Arteria Dahlan juga memiliki harta bergerak lain serta kas dan setara kas yang masing-masing mencapai Rp685 juta dan Rp1.015.194.425 (Rp 1 miliar).
Dalam laporan tersebut dia juga tercatat mempunyai utang sebesar Rp 4,5 miliar, lebih tepatnya Rp4.546.352.764.
Khusus alat transportasi dan mesin, politikus PDI-P itu memiliki 9 mobil dan sepeda motor.
Baca juga: UPDATE Kasus Anak Petinggi Polri Tabrak Pelajar, Korban Tewas Malah Disalahkan, Disebut Ugal-ugalan
Dalam LHKP diuraikan, dia memiliki 5 mobil dan 4 motor.
Total harga kedaraan tersebut pada saat itu, yakni Rp1.082.000.000.

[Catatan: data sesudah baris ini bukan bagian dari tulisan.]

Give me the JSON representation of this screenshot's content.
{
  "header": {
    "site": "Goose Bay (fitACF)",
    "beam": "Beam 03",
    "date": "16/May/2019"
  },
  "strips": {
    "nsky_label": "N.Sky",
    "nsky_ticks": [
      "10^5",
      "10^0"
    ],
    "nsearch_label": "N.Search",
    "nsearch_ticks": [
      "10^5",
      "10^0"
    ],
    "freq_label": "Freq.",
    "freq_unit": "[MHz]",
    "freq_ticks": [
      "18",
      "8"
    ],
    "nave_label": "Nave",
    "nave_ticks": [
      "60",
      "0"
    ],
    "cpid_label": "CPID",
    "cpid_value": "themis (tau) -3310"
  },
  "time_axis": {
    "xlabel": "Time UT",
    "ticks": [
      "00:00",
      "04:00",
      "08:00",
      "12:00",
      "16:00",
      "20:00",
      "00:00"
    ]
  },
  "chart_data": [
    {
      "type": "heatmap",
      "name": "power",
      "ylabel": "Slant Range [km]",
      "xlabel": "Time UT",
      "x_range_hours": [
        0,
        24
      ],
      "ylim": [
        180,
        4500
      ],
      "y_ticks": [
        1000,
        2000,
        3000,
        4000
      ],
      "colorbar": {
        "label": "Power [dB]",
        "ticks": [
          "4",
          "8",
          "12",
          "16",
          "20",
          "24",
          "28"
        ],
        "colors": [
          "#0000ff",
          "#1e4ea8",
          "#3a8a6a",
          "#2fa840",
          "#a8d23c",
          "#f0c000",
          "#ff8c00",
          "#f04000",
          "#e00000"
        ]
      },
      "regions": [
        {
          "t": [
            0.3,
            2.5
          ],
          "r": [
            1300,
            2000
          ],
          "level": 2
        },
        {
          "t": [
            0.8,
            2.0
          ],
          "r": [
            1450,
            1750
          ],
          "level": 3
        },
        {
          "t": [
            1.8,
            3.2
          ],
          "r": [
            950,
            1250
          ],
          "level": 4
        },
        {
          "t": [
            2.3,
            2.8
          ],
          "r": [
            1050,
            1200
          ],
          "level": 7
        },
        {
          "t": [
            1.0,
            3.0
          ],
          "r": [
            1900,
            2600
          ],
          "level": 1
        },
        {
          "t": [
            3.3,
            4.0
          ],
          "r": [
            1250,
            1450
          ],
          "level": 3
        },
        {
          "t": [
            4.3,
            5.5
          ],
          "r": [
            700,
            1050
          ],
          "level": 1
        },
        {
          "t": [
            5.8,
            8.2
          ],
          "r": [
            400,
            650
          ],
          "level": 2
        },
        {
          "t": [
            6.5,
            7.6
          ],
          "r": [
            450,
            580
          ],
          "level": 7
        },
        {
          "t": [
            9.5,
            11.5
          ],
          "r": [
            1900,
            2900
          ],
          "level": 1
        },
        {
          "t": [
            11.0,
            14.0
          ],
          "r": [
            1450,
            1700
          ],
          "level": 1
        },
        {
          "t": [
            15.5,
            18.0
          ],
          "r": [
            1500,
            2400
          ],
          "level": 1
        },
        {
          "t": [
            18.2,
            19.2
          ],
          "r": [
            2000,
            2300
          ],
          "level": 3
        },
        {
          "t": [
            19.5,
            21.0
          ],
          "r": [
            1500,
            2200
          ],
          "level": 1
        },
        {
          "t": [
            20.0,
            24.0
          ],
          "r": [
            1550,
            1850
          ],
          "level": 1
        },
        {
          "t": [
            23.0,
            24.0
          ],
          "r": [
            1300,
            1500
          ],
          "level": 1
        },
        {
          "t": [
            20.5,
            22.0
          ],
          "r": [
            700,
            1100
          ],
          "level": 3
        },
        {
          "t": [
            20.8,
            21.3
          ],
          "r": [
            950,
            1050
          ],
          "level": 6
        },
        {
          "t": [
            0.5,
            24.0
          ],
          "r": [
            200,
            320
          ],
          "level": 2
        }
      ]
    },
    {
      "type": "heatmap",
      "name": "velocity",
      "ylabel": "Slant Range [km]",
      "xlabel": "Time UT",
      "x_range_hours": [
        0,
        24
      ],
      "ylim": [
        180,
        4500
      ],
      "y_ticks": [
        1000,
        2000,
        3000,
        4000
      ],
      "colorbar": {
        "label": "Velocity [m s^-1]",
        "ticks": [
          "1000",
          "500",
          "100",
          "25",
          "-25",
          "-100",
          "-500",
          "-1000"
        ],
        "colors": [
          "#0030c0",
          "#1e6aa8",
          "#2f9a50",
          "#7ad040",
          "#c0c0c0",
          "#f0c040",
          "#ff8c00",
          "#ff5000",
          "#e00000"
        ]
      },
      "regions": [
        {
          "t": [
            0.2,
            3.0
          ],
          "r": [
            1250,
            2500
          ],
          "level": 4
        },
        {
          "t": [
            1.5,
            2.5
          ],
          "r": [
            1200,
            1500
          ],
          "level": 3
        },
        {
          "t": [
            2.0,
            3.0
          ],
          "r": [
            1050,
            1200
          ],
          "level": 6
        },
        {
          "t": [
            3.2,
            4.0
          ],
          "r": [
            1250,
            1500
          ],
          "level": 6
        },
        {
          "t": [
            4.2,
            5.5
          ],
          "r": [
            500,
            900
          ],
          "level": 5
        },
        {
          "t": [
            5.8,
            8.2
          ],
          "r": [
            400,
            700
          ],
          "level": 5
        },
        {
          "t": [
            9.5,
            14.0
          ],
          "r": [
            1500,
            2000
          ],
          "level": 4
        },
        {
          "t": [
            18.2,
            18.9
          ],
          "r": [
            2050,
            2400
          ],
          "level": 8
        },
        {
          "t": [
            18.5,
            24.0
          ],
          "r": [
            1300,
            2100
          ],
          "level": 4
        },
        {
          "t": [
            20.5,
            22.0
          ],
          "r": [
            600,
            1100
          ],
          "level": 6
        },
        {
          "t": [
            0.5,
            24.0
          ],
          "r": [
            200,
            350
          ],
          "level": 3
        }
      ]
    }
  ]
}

Berikut rincian mobil dan motor Arteria Dahlan dalam LHKP tahun 2020:
1. Mobil Nissan X-Trail tahun 2008 = Rp150.000.000;
2. Mobil Mercedes-Benz tahun 2010 = Rp310.000.000;
3. Mobil Honda CR-V tahun 2007 = Rp173.000.000;
4. Mobil Nissan Serena tahun 2010 = Rp152.500.000;
5. Mobil Honda Accord tahun 2008 = Rp225.000.000;
6. Sepeda motor Honda tahun 2011 = Rp5.500.000;
7. Sepeda motor Yamaha tahun 2007 = Rp4.000.000;
8. Sepeda motor Honda tahun 2006 = Rp3.000.000;
9. Sepeda motor Yamaha Xmax tahun 2019: Rp 59.000.000.
3 Tahun Tak Lapor ke KPK
Anggota Komisi III DPR RI dari Fraksi PDIP, Arteria Dahlan sudah tiga tahun tak melaporkan harta kekayaannya ke Komisi Pemberantasan Korupsi (KPK).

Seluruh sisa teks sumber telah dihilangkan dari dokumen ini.